A Legacy of Love
After one visit, she became an annual migrant to Rowe Sanctuary—and Audubon became her greatest passion. In the 1990s, the late Margery Nicolson and her late husband, Iain, made their first trip to Nebraska’s Platte River to witness the annual spring migration of Sandhill Cranes. Margery, who passed away in 2020, described it as “a spectacle you won’t see anywhere else in the world.”
When Iain died in 2001, Margery made a leadership gift to construct the Iain Nicolson Audubon Center at Rowe Sanctuary. Not only was she a guiding light on Rowe’s advisory board from 2011 to 2017, she also was a dedicated volunteer every crane season, pitching in on all tasks—from leading visitor tours to staffing the gift shop.
While Rowe was closest to her heart, Margery was an Audubon champion. She was a founding member of Audubon Alaska’s board in 2001, serving four terms. She also served on Audubon California’s board and Audubon’s national board.

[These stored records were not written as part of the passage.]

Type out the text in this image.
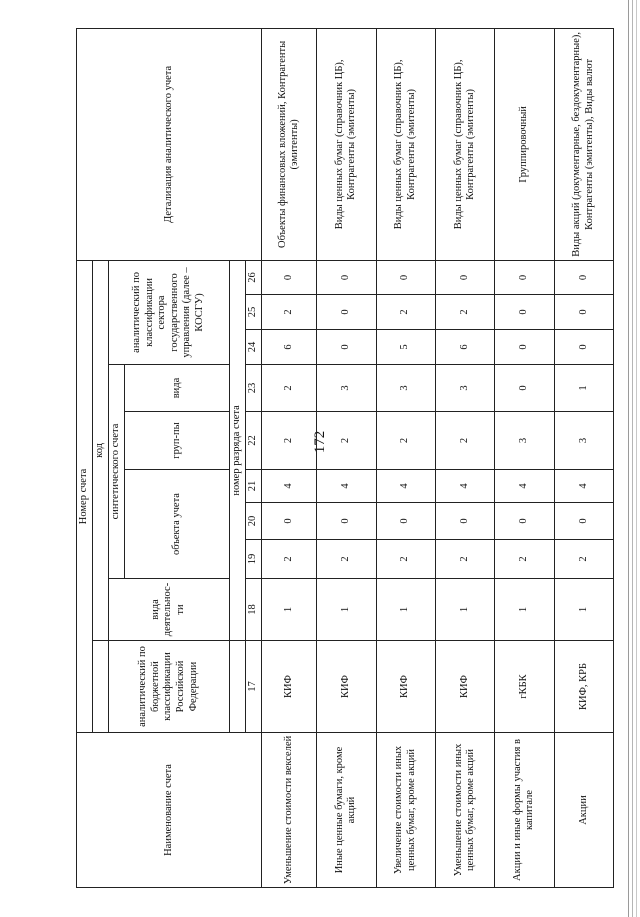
172
Наименование счета	Номер счета										Детализация аналитического учета
		код									
	аналитический по бюджетной классификации Российской Федерации	вида деятельнос-ти	синтетического счета					аналитический по классификации сектора государственного управления (далее – КОСГУ)			
			объекта учета			груп-пы	вида				
		номер разряда счета									
	17	18	19	20	21	22	23	24	25	26	
Уменьшение стоимости векселей	КИФ	1	2	0	4	2	2	6	2	0	Объекты финансовых вложений, Контрагенты (эмитенты)
Иные ценные бумаги, кроме акций	КИФ	1	2	0	4	2	3	0	0	0	Виды ценных бумаг (справочник ЦБ), Контрагенты (эмитенты)
Увеличение стоимости иных ценных бумаг, кроме акций	КИФ	1	2	0	4	2	3	5	2	0	Виды ценных бумаг (справочник ЦБ), Контрагенты (эмитенты)
Уменьшение стоимости иных ценных бумаг, кроме акций	КИФ	1	2	0	4	2	3	6	2	0	Виды ценных бумаг (справочник ЦБ), Контрагенты (эмитенты)
Акции и иные формы участия в капитале	гКБК	1	2	0	4	3	0	0	0	0	Группировочный
Акции	КИФ, КРБ	1	2	0	4	3	1	0	0	0	Виды акций (документарные, бездокументарные), Контрагенты (эмитенты), Виды валют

A proud member of Audubon’s Grinnell Legacy Society, Margery knew well the importance of providing support for tomorrow by planning today. She left a generous bequest to help Audubon preserve the wild places she held most dear: in Nebraska, Alaska, and California. A significant portion of this bequest supports Audubon’s work in Nebraska, which has been placed in Rowe’s endowment, ensuring that we have dedicated resources to rely on, from ongoing maintenance to the expansion of the center’s building, trails, and viewing blinds. Margery’s bequest is also being used to provide seed funding to accelerate the growth of the Platte River Initiative. With Audubon Nebraska at the helm, we are convening all the partners needed to create a 50-year water management plan for the Platte River that encompasses three states with an ecosystem-wide vision.
Margery’s legacy of generosity, leadership, and passion for conservation lives on, ensuring that future generations can experience the wonder of Sandhill Cranes in a place she loved most.